Ce soir, Maria a organisé un concert dans les toilettes où elle travaille. Elle a fait venir des musiciens et nous sommes les invités.  Mais Isidor, un jeune gars qui ne dors plus dehors grâce à Maria, n’est toujours pas là. Accoudée à sa table de service, elle nous raconte l’éphémère et le figé de son univers familier. Les musiciens s’impatientent, Isidor ne rentre pas, Maria s’inquiète, Maria nous parle. Au fur et à mesure, sa table de service se transforme en une loge d’opéra, son tablier est troqué contre une robe de gala.

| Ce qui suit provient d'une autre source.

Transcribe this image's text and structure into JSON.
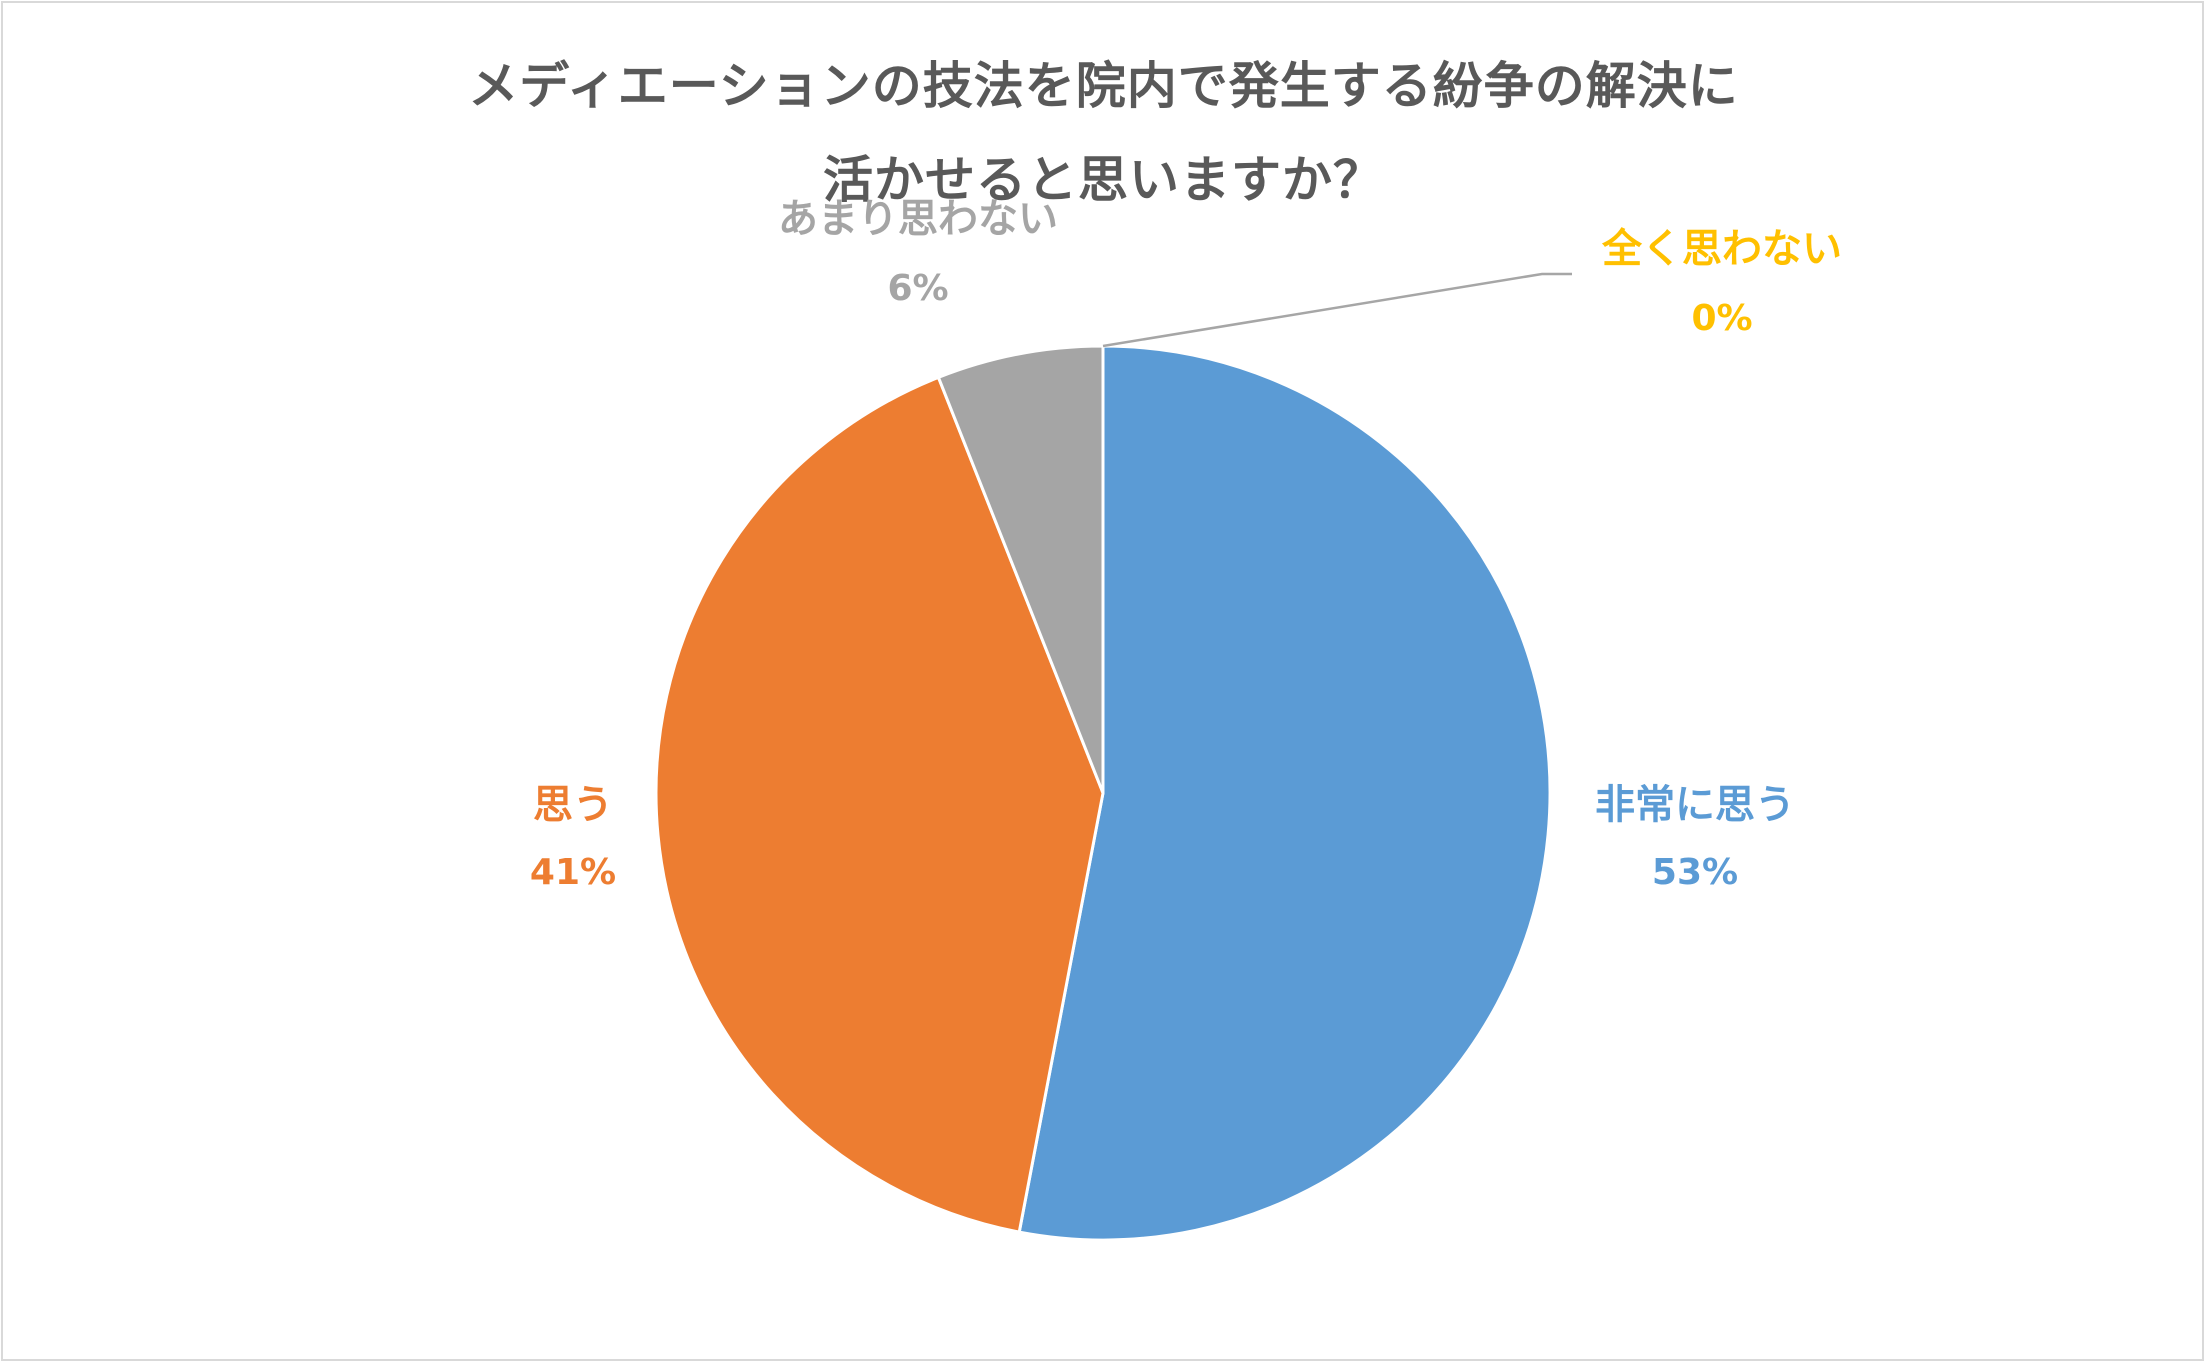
{
  "chart_data": {
    "type": "pie",
    "title_lines": [
      "メディエーションの技法を院内で発生する紛争の解決に",
      "活かせると思いますか？"
    ],
    "categories": [
      "非常に思う",
      "思う",
      "あまり思わない",
      "全く思わない"
    ],
    "values": [
      53,
      41,
      6,
      0
    ],
    "value_labels": [
      "53%",
      "41%",
      "6%",
      "0%"
    ],
    "colors": [
      "#5b9bd5",
      "#ed7d31",
      "#a5a5a5",
      "#ffc000"
    ],
    "start_angle_deg": 0,
    "direction": "clockwise",
    "legend": "none"
  }
}
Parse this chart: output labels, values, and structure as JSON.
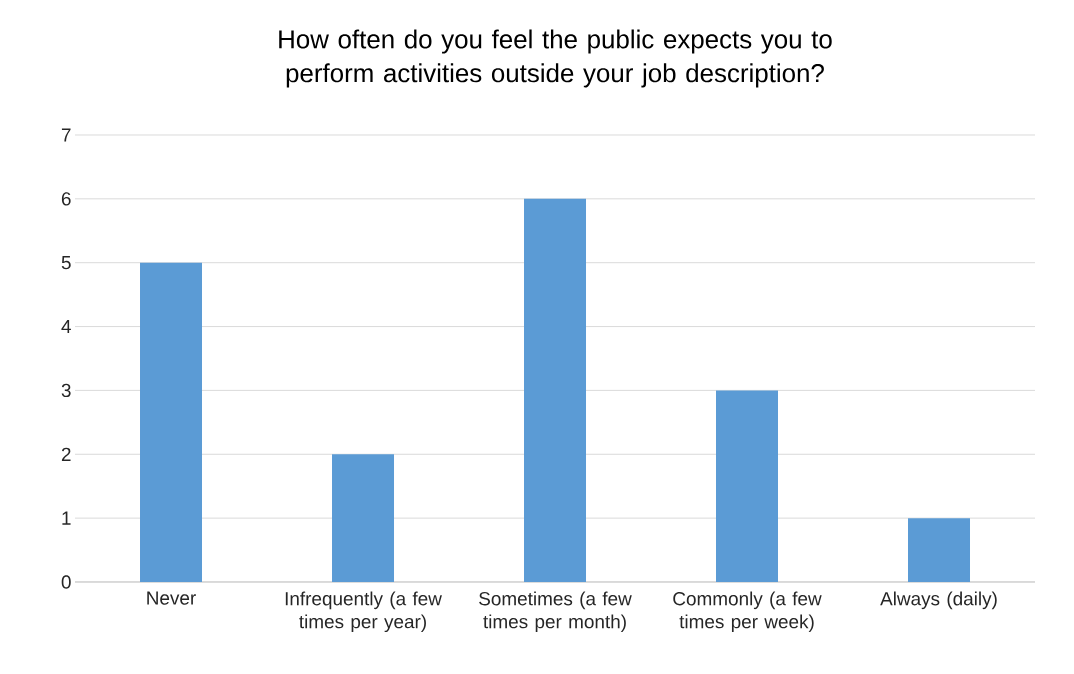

A partir de matière documentaire, cette fable tente de livrer une parole intime, celle d’une femme qui dégringolé l’échelle sociale et qui se retrouve parmi ceux que l’on n’écoute et que l’on ne voit pas, ceux qui ramassent pour les autres, qui vivent dans les sous-sols de notre société, absents de l’espace publique, fantômes des discours politiques. Cette femme que l’on a, du jour au lendemain, éliminé de son milieu parce que trop vielle, plus assez fraiche.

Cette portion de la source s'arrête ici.